Mass Customization and Guardrails: You Can Not Be All Things to All People

成果类型:
Article
署名作者:
Cil, Eren B.; Pangburn, Michael S.
署名单位:
University of Oregon
刊物名称:
PRODUCTION AND OPERATIONS MANAGEMENT
ISSN/ISSBN:
1059-1478
DOI:
10.1111/poms.12716
发表日期:
2017
页码:
1728-1745
关键词:
mass customization product line design pricing brand dilution
摘要:
A mass customization strategy enables a firm to match its product designs to unique consumer tastes. In a classic horizontal product-differentiation framework, a consumer's utility is a decreasing function of the distance between their ideal taste and the taste defined by the most closely aligned product the firm offers. A consumer thus considers the taste mismatch associated with their purchased product, but otherwise the positioning of the firm's product portfolio (or, brand image) is immaterial.
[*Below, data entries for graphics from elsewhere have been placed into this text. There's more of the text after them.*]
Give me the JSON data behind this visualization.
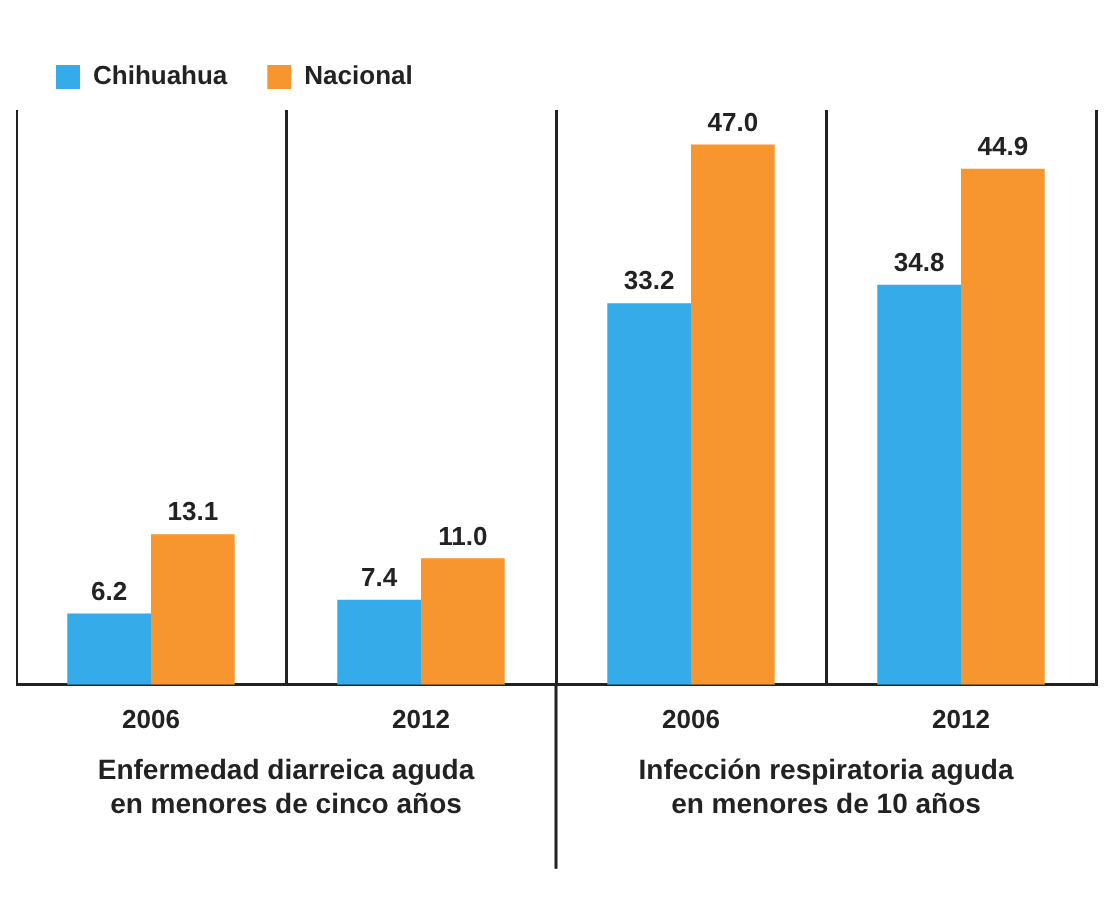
{
  "chart_data": {
    "type": "bar",
    "categories": [
      "2006",
      "2012",
      "2006",
      "2012"
    ],
    "series": [
      {
        "name": "Chihuahua",
        "color": "#35abe9",
        "values": [
          6.2,
          7.4,
          33.2,
          34.8
        ],
        "value_labels": [
          "6.2",
          "7.4",
          "33.2",
          "34.8"
        ]
      },
      {
        "name": "Nacional",
        "color": "#f7962e",
        "values": [
          13.1,
          11.0,
          47.0,
          44.9
        ],
        "value_labels": [
          "13.1",
          "11.0",
          "47.0",
          "44.9"
        ]
      }
    ],
    "legend": "top left",
    "grid": "x",
    "annotations": [
      "Enfermedad diarreica aguda en menores de cinco años",
      "Infección respiratoria aguda en menores de 10 años"
    ]
  }
}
In contrast, self-congruency theory suggests that consumers assess how well both the purchased product and its overall brand image match with their ideal taste. Therefore, we incorporate within the consumer utility function both product-specific and brand-level components. Mass customization has the potential to improve taste alignment with regard to a specific purchased product, but at the risk of increasing brand dilution. Absent brand dilution concerns, a firm will optimally serve all consumers' ideal tastes at a single price. In contrast, by endogenizing dilution costs within the consumer utility model, we prove that a mass-customizing firm optimally uses differential pricing. Moreover, we show that the firm offers reduced prices to consumers with extreme tastes (to stimulate consumer travel), with a higher and fixed price being offered to those consumers having more central (mainstream) tastes. Given that a continuous spectrum of prices will likely not be practical in application, we also consider the more pragmatic approach of augmenting the uniformly priced mass customization range with preset (non-customized) outlying designs, which serve customers at the taste extremes. We prove this practical approach performs close to optimal.